I asked, "right now we get 0012345678 and it is a number but
- hypothetically isn't a B12345678 a number too? Another source with account numbers may have alphas in the mix.
- What about those leading zeros? On conversion those values are lost and they could very well mean something.
- And in the world of dimensional modeling a numeric data type is usually categorized as a measure and if I add to to the value wouldn't it make the value a different account number?"
The rule is: always cast business keys as text/varchar.
The business key is a alphanumeric value that must remain constant for the life of the business entity, in other words it never changes and all context relating to that business entity is dependent on that key. Should the business key change and in the absence of a mapping that the business key has changed (from and to) then the context to that key is lost.
A business key by definition cannot be a measure, if we were to allow aggregations upon a business key it is not longer the same business entity. As a hard rule all business keys must be CAST to text so in the first instance we do not lose the integrity of the key.

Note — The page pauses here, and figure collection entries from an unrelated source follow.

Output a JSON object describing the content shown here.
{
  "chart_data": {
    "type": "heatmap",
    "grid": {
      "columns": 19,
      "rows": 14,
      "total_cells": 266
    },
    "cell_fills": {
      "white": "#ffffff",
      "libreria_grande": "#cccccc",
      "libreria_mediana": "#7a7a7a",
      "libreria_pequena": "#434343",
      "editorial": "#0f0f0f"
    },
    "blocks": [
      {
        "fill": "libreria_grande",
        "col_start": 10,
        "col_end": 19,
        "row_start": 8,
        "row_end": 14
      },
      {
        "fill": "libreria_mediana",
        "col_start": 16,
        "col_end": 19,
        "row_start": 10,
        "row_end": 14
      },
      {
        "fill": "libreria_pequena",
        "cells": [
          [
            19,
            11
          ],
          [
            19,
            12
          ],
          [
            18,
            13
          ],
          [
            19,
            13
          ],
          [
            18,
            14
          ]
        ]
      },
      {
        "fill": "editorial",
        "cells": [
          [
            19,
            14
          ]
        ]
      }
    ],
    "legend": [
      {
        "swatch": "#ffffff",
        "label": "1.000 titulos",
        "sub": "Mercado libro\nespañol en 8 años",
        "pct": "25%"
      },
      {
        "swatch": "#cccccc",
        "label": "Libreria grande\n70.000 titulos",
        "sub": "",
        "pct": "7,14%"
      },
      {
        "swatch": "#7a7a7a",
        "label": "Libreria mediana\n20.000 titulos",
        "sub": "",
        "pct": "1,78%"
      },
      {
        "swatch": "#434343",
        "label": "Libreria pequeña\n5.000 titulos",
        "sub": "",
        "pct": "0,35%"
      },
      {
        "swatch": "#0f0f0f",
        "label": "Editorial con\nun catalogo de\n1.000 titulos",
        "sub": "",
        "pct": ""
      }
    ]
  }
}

Here are a few scenarios why we CAST.
- Scientific notation
A flat file provided text for the business key but implicit conversion recognized the field as a number and thus representing the field in scientific notation loses the original grain of the business key
Business key arrives as: 5555555555555555555555555555
Conversion back to text: 5555555555555550000000000000
Business key is lost!
- Exceeding BIGINT
The same business key above actually exceeds BIGINT too!
- Alphanumeric Key
Data profiled may have only contained a sample of business keys and never revealed to contained characters that are not compliant to numeric data type, or we might have a situation that the data source itself has introduced alphas into the business key because the source system has exhausted all the available numeric values available to it. Whatever the reason may have been loading to an integer data type is setting up the hub for failure.
Attempting to load this business key will cause the load to fail
- Smart Key #1: Gaps and Position
An extreme example but let's say the above keys arrived as two different keys.
Key 1: 5555 5555 5555 5555
Key 2: 55 555555 555555 55
Upon conversion they will return as the same key: 5555555555555555
Key 3: 5555 9955 5555 5555, conversion = 5555995555555555 but a smart key business rule states:
6th to 7th character is country code
Lookup says 99=Australia and 95=Uzbekistan; the key arrived as from Australia but the interpretation is now that the key came from Uzbekistan.
- Smart Key #2: Leading zeros
00055555555555, conversion: 55555555555 and the leading zeros are lost!
- Multiple source
Key 1: 5555555555
Key 2: 55555AA5555
In conclusion casting all business keys to string/text resolves complexities that may be felt later in the life of the data vault. Should the text field be too short changing the text width to a longer field does not break the model in the contrast is a minor amendment to the column defined in the DDL. No conversion would be needed in the consumption layer either and having the business keys cast as text guarantees that what you see is what you get.
The only treatments placed on the business keys are: trim and uppercase/lowercase.